Выбрать главу

— Надо было слушать меня, — прошепелявил он. Иногда он прикладывался к фляжке с выпивкой, которую Фериус хранила в седельной сумке. Я несколько раз открывал и закрывал рот и, наконец, сумел произнести слова внятно, хотя мне было больно.

— Это в чем же?

Рейчис снова фыркнул мне в ухо. Это он так вздыхает.

— Во-первых, вцепиться зубами ему в глотку, — он широко раскрыл пасть, демонстрируя клыки, и выпятил челюсть. — А потом трясти, пока горло не порвется. Пустяк.

— Ага. В следующий раз запомню.

Нет смысла спорить о драках с белкокотом. Всякий раз, когда я вступал в спор, он кусал меня и говорил: «Видишь? Видишь? Ну и кто теперь глупое бессловесное животное?»

— А еще можно глаза вырвать, — добавил он. — Тоже работает.

— Понял.

— Или уши оторвать. Так сразу и не подумаешь, но, когда отрываешь кому-то уши, ему и правда больно.

Фериус усмехнулась.

— Мелкий засранец опять про глаза талдычит?

У Фериус нет такой связи с Рейчисом, благодаря которой у меня в голове его верещание и ворчание превращаются в слова, но она явно провела достаточно времени в обществе белкокотов, чтобы знать, что они считают себя лучшими среди хищников.
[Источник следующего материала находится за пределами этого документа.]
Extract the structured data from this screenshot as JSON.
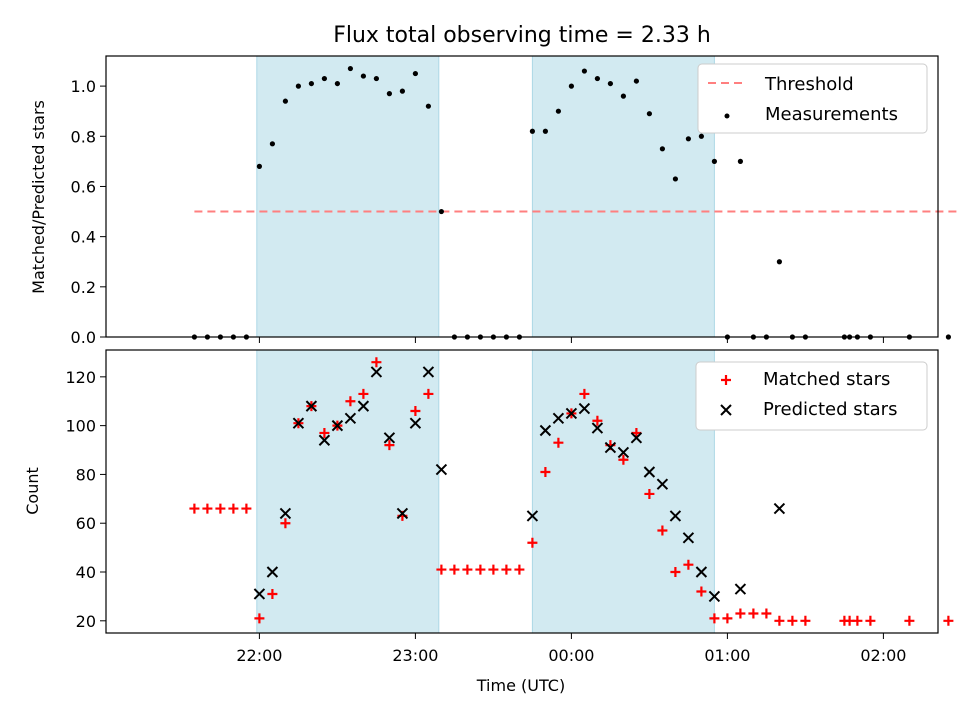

— Сейчас он начал про уши, — ответил я.

Фериус покачала головой, и ее рыжие кудри тоже всколыхнулись.

— С белкокотами всегда так. Глаза, уши, языки. Хоть бы что-то новенькое иногда придумывали.

— Эй, я вшегда говою — абоает — и хоошо.

Я повернул голову и посмотрел на Рейчиса.
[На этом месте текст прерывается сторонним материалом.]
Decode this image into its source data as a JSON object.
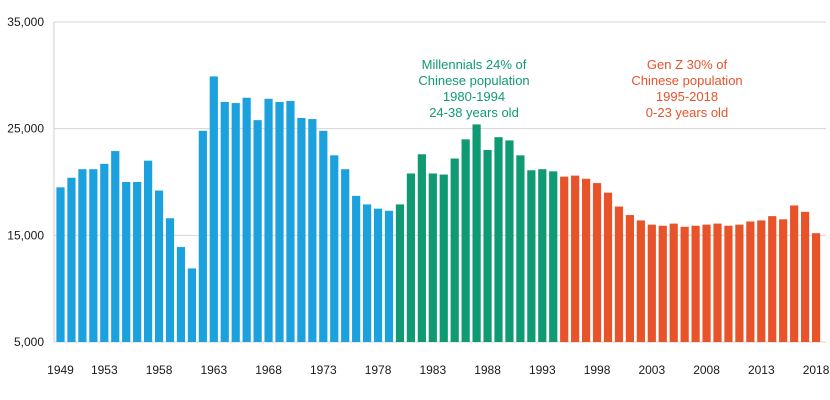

— Ты что, пьян? Говоришь как-то странно.

Фериус усмехнулась.

— Он не пьян, малыш.

— Тогда что же?..

Нечто вроде самодовольной ухмылки осветило мохнатую мордочку белкокота.

— Что ты натворил, Рейчис?

Он не ответил, поэтому я уставился на него в упор. От игры в гляделки ему не по себе. Через несколько секунд он открыл пасть, поднял язык, и я увидел три монетки.
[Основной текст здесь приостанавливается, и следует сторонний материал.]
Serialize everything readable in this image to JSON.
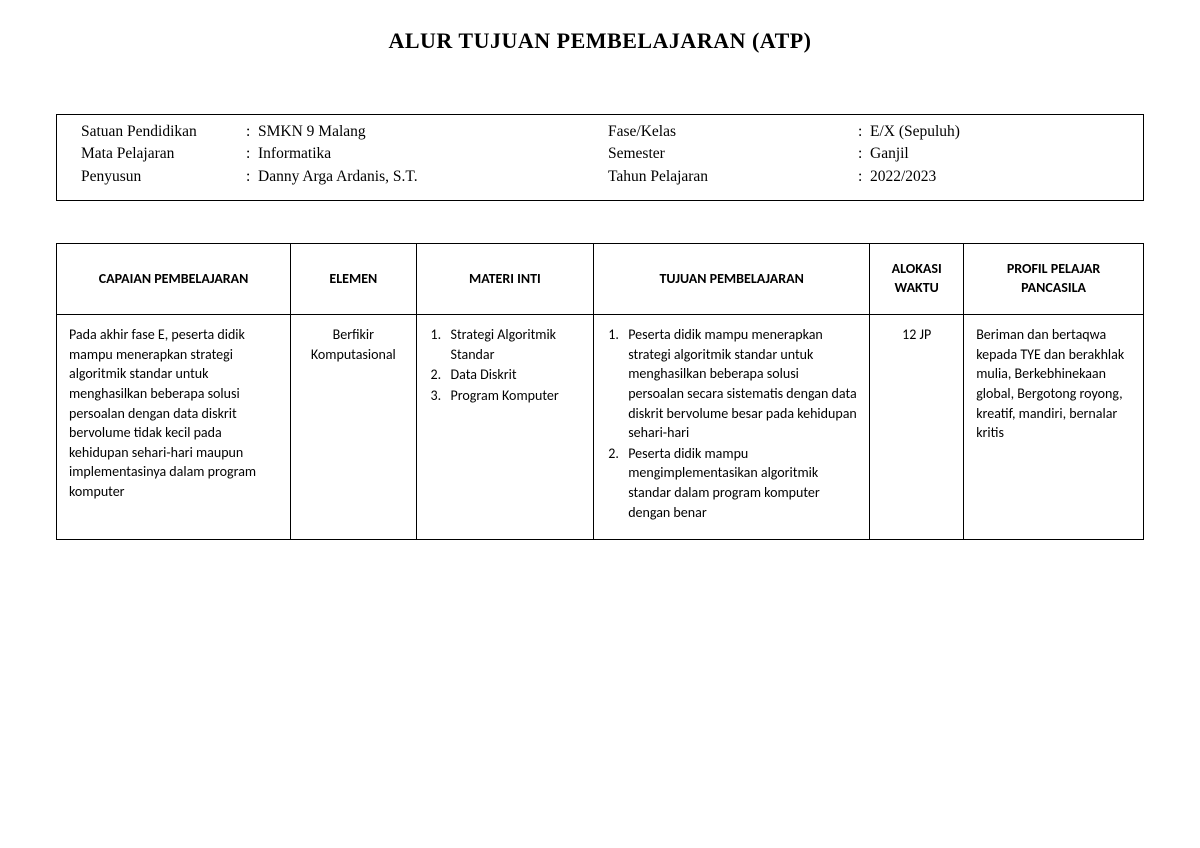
{
  "title": "ALUR TUJUAN PEMBELAJARAN (ATP)",
  "info": {
    "left": [
      {
        "label": "Satuan Pendidikan",
        "value": "SMKN 9 Malang"
      },
      {
        "label": "Mata Pelajaran",
        "value": "Informatika"
      },
      {
        "label": "Penyusun",
        "value": " Danny Arga Ardanis, S.T."
      }
    ],
    "right": [
      {
        "label": "Fase/Kelas",
        "value": "E/X (Sepuluh)"
      },
      {
        "label": "Semester",
        "value": "Ganjil"
      },
      {
        "label": "Tahun Pelajaran",
        "value": "2022/2023"
      }
    ]
  },
  "table": {
    "headers": {
      "capaian": "CAPAIAN PEMBELAJARAN",
      "elemen": "ELEMEN",
      "materi": "MATERI INTI",
      "tujuan": "TUJUAN PEMBELAJARAN",
      "alokasi": "ALOKASI WAKTU",
      "profil": "PROFIL PELAJAR PANCASILA"
    },
    "row": {
      "capaian": "Pada akhir fase E, peserta didik mampu menerapkan strategi algoritmik standar untuk menghasilkan beberapa solusi persoalan dengan data diskrit bervolume tidak kecil pada kehidupan sehari-hari maupun implementasinya dalam program komputer",
      "elemen": "Berfikir Komputasional",
      "materi": [
        "Strategi Algoritmik Standar",
        "Data Diskrit",
        "Program Komputer"
      ],
      "tujuan": [
        "Peserta didik mampu menerapkan strategi algoritmik standar untuk menghasilkan beberapa solusi persoalan secara sistematis dengan data diskrit bervolume besar pada kehidupan sehari-hari",
        "Peserta didik mampu mengimplementasikan algoritmik standar dalam program komputer dengan benar"
      ],
      "alokasi": "12 JP",
      "profil": "Beriman dan bertaqwa kepada TYE dan berakhlak mulia, Berkebhinekaan global, Bergotong royong, kreatif, mandiri, bernalar kritis"
    }
  },
  "separator": ":"
}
— Вот паршивец… Ты пробрался в лавку? Пока из меня делали отбивную, ты залез в лавку и снова украл?

Рейчис соскочил с моего плеча на переднюю часть седла, залез лапой в пасть и достал монетки.

— Эй, забыл, что ли, что эти жлобы ограбили нас? — пробормотал он. — Должен же был кто-то вернуть наши потом и кровью заработанные денежки.

И он запихнул монетки в черный мешочек под седло. Он попросил меня купить этот мешочек, чтобы ему было где хранить свои личные сокровища, и однозначно дал понять, что случится с пальцами, которые случайно залезут внутрь. Вот вам и «наши» потом и кровью заработанные деньги.

Мы ехали, пока солнце не скрылось за горизонтом. Только тогда Фериус спросила:

— Готов поговорить о том, что произошло в городке, малыш?

— Когда меня едва не задушили?

— Когда ты едва не оторвал мальчишке голову своим заклинанием.

Предполагалось, что Фериус учит меня выживать. Как по мне, она куда больше беспокоилась о других людях.

— Таким количеством порошка никого не убьешь, — настаивал я. — Разве что…

— Разве что… Подожжешь? Изуродуешь на всю жизнь?

— Это все Черная Тень, — попытался объяснить я. — Иногда от нее…

— Она показывает тебе безобразие этого мира, Келлен, — оборвала меня Фериус. — Это не дает тебе права быть таким же безобразным. Путь аргоси не такой.

«Путь аргоси. Что бы это ни значило».

Я хотел отвернуться, но она протянула руку и взяла меня за подбородок. Хватка у нее была цепкой, ей даже не помешало то, что мы ехали верхом.

— Линий становится больше каждый раз, как ты используешь магию, верно?

— Тебе кажется, — сказал я, стряхивая ее руку. — И вообще, как еще мне защищаться, если ты не учишь меня боевым приемам аргоси?

— Сколько раз говорить тебе, малыш, таких приемов не существует, — она достала из жилетного кармана длинную тонкую курительную соломинку. — Драцца — тоже не путь аргоси.

«Драцца» — так Фериус говорит всякий раз, как я влипаю в неприятности.

— Но я же видел, как ты побила этого амбала в городке. Он же был здоровый, как буйвол.

— Не маленький, — согласилась Фериус. — Но я с ним не дралась. Я с ним немного потанцевала.